Each day hundreds of Turks assemble along the Galata Bridge to hang their fishing rods over the balustrade and cast their lines into the waters of the Golden Horn below.

Some have been coming for decades, and no one has ever bothered to ask them for a licence.

But now the government in Ankara is making plans to do exactly that. A draft law calls for fines of 200 lira, about Dh360, for amateur anglers caught fishing without a permit.

“All they want is our money,” said Selim, who works in a supermarket and has been fishing off the bridge two or three times a week for the past 10 years.

He believes the government will use the income from the fines on non-licensed fishing simply to fill state coffers. His friend Ahmet, standing next to him on the bridge, agrees.

“I would not be surprised if you had to pay for the air you breathe next,” he said.

The Turkish prime minister, Recep Tayyip Erdogan, was a “dictator”, Ahmet said.

For many, fishing is not only a way of life, even in winter when icy winds lash the Golden Horn, but a way of catching fish for the dinner table.

But with fish stocks in Turkish waters dwindling, the government claims the law is designed to protect fish species.

The new law also calls for all fishermen aged between 18 and 60 to undergo a mandatory training course to educate them about fishing.

In theory, Turks already need a government licence for non-commercial fishing. But only a few anglers bother to obtain the permit from local authorities, said Serkan Inanc, the president of a fishermen’s organisation called the Association of Nature-Loving Amateur Anglers.

Mr Inanc said the obligatory licence was largely ignored because of a lack of government control. “I have been fishing for 25 years and I have never been asked to show my licence,” he said.

According to the draft law of the agricultural ministry in Ankara, which is also responsible for fishing, angling without a licence will no longer be tolerated. The draft, posted on the ministry’s website, calls for a fine of 200 lira for hobby fishermen caught without a permit. That is about 25 per cent of Turkey’s monthly minimum wage, the standard income for millions of Turks.

The ministry has not said how the law will be enforced or when the draft will be submitted to parliament. But Mr Inanc, the president of the fishermen’s association, said he expected the law to take effect within the next few months.

While most of the fishermen on the Galata Bridge are opposed to the new law, some say it is a good idea.
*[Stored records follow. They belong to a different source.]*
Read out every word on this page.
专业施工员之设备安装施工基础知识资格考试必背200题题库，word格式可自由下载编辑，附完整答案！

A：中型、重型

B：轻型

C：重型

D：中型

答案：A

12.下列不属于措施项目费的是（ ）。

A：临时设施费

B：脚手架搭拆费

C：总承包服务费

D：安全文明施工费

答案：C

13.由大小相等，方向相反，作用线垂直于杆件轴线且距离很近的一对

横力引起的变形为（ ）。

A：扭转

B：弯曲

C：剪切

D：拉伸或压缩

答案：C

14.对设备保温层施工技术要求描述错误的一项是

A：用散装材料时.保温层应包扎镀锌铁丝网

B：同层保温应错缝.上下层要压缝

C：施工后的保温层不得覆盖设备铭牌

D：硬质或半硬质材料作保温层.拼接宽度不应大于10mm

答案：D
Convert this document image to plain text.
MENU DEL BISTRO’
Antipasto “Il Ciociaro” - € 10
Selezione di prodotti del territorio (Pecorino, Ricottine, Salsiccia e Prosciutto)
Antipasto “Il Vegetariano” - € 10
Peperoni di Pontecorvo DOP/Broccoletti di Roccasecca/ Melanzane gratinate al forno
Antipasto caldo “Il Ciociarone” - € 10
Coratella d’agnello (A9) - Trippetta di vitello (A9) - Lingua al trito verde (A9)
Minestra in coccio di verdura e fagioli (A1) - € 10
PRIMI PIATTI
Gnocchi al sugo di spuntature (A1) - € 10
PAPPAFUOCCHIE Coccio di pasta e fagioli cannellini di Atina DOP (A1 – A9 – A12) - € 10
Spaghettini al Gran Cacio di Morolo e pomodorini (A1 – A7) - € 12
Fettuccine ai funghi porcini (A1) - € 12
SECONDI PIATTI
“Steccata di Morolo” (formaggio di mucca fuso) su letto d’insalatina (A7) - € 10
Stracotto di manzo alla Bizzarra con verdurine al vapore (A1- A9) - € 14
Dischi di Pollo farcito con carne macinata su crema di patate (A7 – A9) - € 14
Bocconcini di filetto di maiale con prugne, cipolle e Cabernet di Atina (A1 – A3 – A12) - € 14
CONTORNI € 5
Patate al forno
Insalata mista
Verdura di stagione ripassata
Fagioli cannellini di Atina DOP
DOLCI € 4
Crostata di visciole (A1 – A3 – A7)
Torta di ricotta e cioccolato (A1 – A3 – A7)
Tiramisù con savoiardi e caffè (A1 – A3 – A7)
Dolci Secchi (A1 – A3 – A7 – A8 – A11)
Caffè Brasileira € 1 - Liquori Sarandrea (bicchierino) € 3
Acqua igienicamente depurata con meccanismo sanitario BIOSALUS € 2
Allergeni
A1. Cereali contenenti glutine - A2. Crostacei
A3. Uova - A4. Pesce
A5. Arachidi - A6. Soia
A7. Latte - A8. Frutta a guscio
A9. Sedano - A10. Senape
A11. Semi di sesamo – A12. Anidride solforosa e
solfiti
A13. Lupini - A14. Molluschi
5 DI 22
Erol Deniz, 60, a retired clerk, said the law would encourage fishermen to learn more about fish. “People should know something about what they are doing,” he said. “After all, we have to protect the sea” from overfishing.

For a body of water in the middle of a city of 15 million people, the Golden Horn, a bay of the Bosphorus strait on Istanbul’s European side, is surprisingly clean thanks to clean-up efforts by the municipality.

“Today the water is much cleaner than it was 10 years ago,” Mr Deniz said. He said the Golden Horn had at least seven different kinds of fish.

As he spoke, he pulled an istavrit, a kind of mackerel, out of the water and put the fish, still flapping around, into a bucket filled with salt water.

“I rarely go home with an empty bucket,” he said.

Mr Deniz said he was able to make some money from time to time by selling some of his fish to passers by, a practice that is officially illegal but commonplace on the bridge.

For Mr Deniz, who does not have a fishing licence, a life without fishing on the Galata Bridge a few times a week would be unthinkable.

“Even as a boy, I was watching people here on the bridge and said to myself that one day I would like to be one of them,” he said.